AymarasAccording to estimations by the anthropologist Malva Marina Pedrero, the Aymara community in Chile, in the years 2010 and 2011, presented an HIV mortality rate of 9.1 per 100 thousand inhabitants. To better understand this figure, we may compare it to the HIV mortality rate of the non-indigenous population, which is 2.9 per 100 thousand inhabitants. This shows that the Aymaras have up to 3 times more risk of dying from HIV-related causes.

In a seminar organized by the Ministry of health, the anthropologist presented background information on the epidemic, in order to generate an intercultural strategy to address the problems of HIV and tuberculosis in the indigenous peoples of Chile.

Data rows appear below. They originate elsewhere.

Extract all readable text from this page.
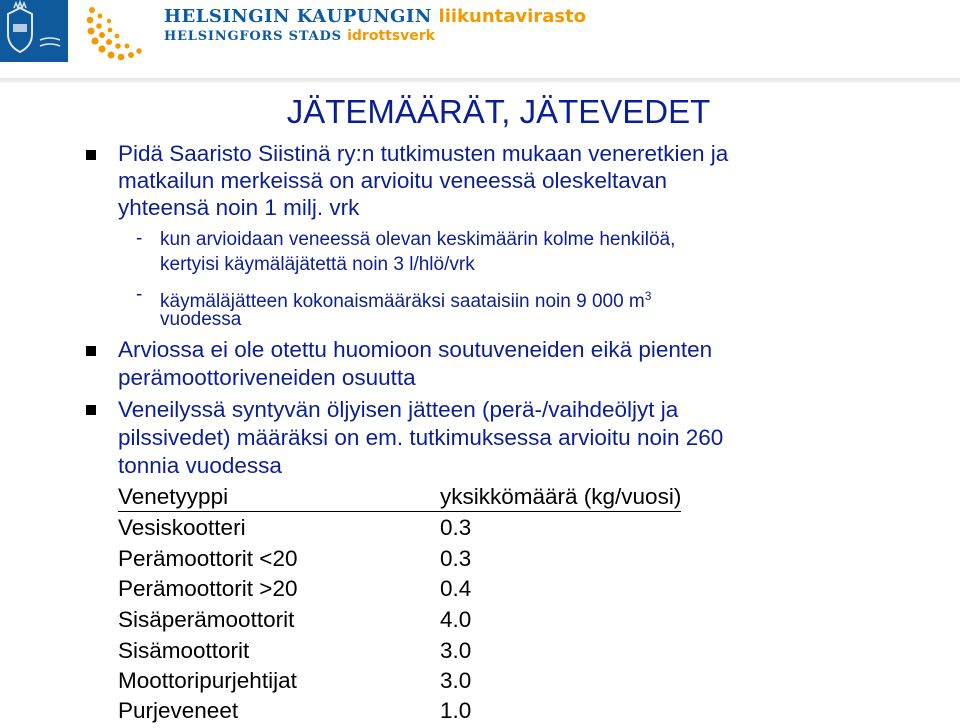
HELSINGIN KAUPUNGIN liikuntavirasto
HELSINGFORS STADS idrottsverk
JÄTEMÄÄRÄT, JÄTEVEDET
Pidä Saaristo Siistinä ry:n tutkimusten mukaan veneretkien ja
matkailun merkeissä on arvioitu veneessä oleskeltavan
yhteensä noin 1 milj. vrk
- kun arvioidaan veneessä olevan keskimäärin kolme henkilöä,
kertyisi käymäläjätettä noin 3 l/hlö/vrk
- käymäläjätteen kokonaismääräksi saataisiin noin 9 000 $m^3$
vuodessa
Arviossa ei ole otettu huomioon soutuveneiden eikä pienten
perämoottoriveneiden osuutta
Veneilyssä syntyvän öljyisen jätteen (perä-/vaihdeöljyt ja
pilssivedet) määräksi on em. tutkimuksessa arvioitu noin 260
tonnia vuodessa
Venetyyppi	yksikkömäärä (kg/vuosi)
Vesiskootteri	0.3
Perämoottorit <20	0.3
Perämoottorit >20	0.4
Sisäperämoottorit	4.0
Sisämoottorit	3.0
Moottoripurjehtijat	3.0
Purjeveneet	1.0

This first seminar raises many questions to explain the causes of the epidemic and raises the need to organize a health response with cultural relevance. Also, an ethnographic study will allow to demonstrate how the Aymara culture perceives this epidemic and how their system health and traditional doctors have assimilated this infection of the “modern times”.

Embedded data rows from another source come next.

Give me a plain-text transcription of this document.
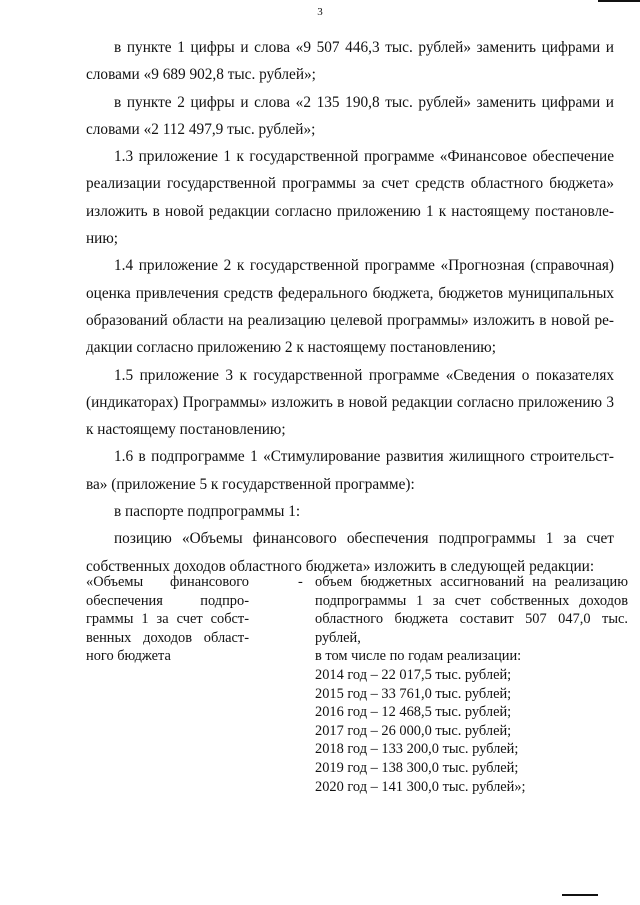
3

в пункте 1 цифры и слова «9 507 446,3 тыс. рублей» заменить цифрами и словами «9 689 902,8 тыс. рублей»;

в пункте 2 цифры и слова «2 135 190,8 тыс. рублей» заменить цифрами и словами «2 112 497,9 тыс. рублей»;

1.3 приложение 1 к государственной программе «Финансовое обеспечение реализации государственной программы за счет средств областного бюджета» изложить в новой редакции согласно приложению 1 к настоящему постановлению;

1.4 приложение 2 к государственной программе «Прогнозная (справочная) оценка привлечения средств федерального бюджета, бюджетов муниципальных образований области на реализацию целевой программы» изложить в новой редакции согласно приложению 2 к настоящему постановлению;

1.5 приложение 3 к государственной программе «Сведения о показателях (индикаторах) Программы» изложить в новой редакции согласно приложению 3 к настоящему постановлению;

1.6 в подпрограмме 1 «Стимулирование развития жилищного строительства» (приложение 5 к государственной программе):

в паспорте подпрограммы 1:

позицию «Объемы финансового обеспечения подпрограммы 1 за счет собственных доходов областного бюджета» изложить в следующей редакции:

«Объемы финансового обеспечения подпрограммы 1 за счет собственных доходов областного бюджета
- объем бюджетных ассигнований на реализацию подпрограммы 1 за счет собственных доходов областного бюджета составит 507 047,0 тыс. рублей,

в том числе по годам реализации:

2014 год – 22 017,5 тыс. рублей;

2015 год – 33 761,0 тыс. рублей;

2016 год – 12 468,5 тыс. рублей;

2017 год – 26 000,0 тыс. рублей;

2018 год – 133 200,0 тыс. рублей;

2019 год – 138 300,0 тыс. рублей;

2020 год – 141 300,0 тыс. рублей»;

“Several of our relatives are directly affected and they hide their situation. They don’t say a thing. They don’t talk about it at all because they think that they have failed their roots. They think that’s not the way how our parents brought them up”, said a member of the Aymara community.

Paula Sívori, responsible for the SEREMI intercultural health program, was of the view that indigenous participation in the construction of sanitary strategies with cultural relevance is essential. Not only in the field of intercultural dialogue on the underlying meanings to this disease, its prevention and treatment, but, for example, on the need to transfer resources to indigenous organizations working within their communities in this area.

The situation of HIV in indigenous communities is alarming. It is the Chilean region with the highest HIV rate in the country. To combat this figure is therefore necessary governmental participation; however, for years, indigenous people have been left apart. The Government needs to open spaces for participation and joint decision-making processes with the Aymara people.